The Seeming Christian
3. The seeming Christian either hath no solid reasons at all for his religion, or else if he have the best, he hath no sound apprehension of them; but though he be never so learned and orthodox, and can preach and defend the faith, it is not so rooted in him as to endure the trial; but if a strong temptation from subtlety or carnal interest assault him, you shall see that he was built upon the sand, and that there was in him a secret root of bitterness, and an evil heart of unbelief, which causeth him to depart from the living God;
Hebrews 3:12 Take care, brothers, lest there be in any of you an evil, unbelieving heart, leading you to fall away from the living God.

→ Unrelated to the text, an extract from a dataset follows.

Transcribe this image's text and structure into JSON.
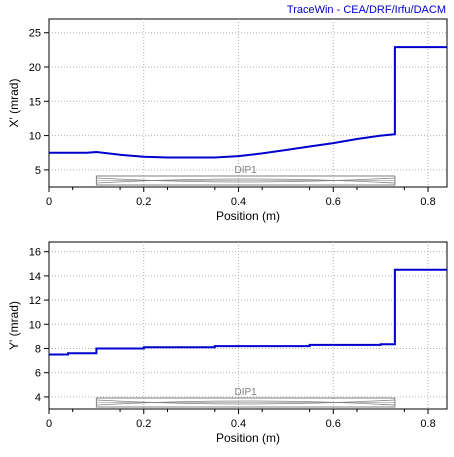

Matthew 13:20–22 20 As for what was sown on rocky ground, this is the one who hears the word and immediately receives it with joy, 21 yet he has no root in himself, but endures for a while, and when tribulation or persecution arises on account of the word, immediately he falls away. 22 As for what was sown among thorns, this is the one who hears the word, but the cares of the world and the deceitfulness of riches choke the word, and it proves unfruitful.
Matthew 7:26-27 And everyone who hears these words of mine and does not do them will be like a foolish man who built his house on the sand. 27 And the rain fell, and the floods came, and the winds blew and beat against that house, and it fell, and great was the fall of it.”
Hebrews 12:15 See to it that no one fails to obtain the grace of God; that no “root of bitterness” springs up and causes trouble, and by it many become defiled;
John 6:60 When many of his disciples heard it, they said, “This is a hard saying; who can listen to it?”
John 6:64 But there are some of you who do not believe.” (For Jesus knew from the beginning who those were who did not believe, and who it was who would betray him.)
John 6:66 After this many of his disciples turned back and no longer walked with him.
1 Timothy 6:10 For the love of money is a root of all kinds of evils. It is through this craving that some have wandered away from the faith and pierced themselves with many pangs.
1 Timothy 6:11 But as for you, O man of God, flee these things. Pursue righteousness, godliness, faith, love, steadfastness, gentleness.
Richard Baxter and William Orme, The Practical Works of the Rev. Richard Baxter, vol. 8 (London: James Duncan, 1830), 384–386.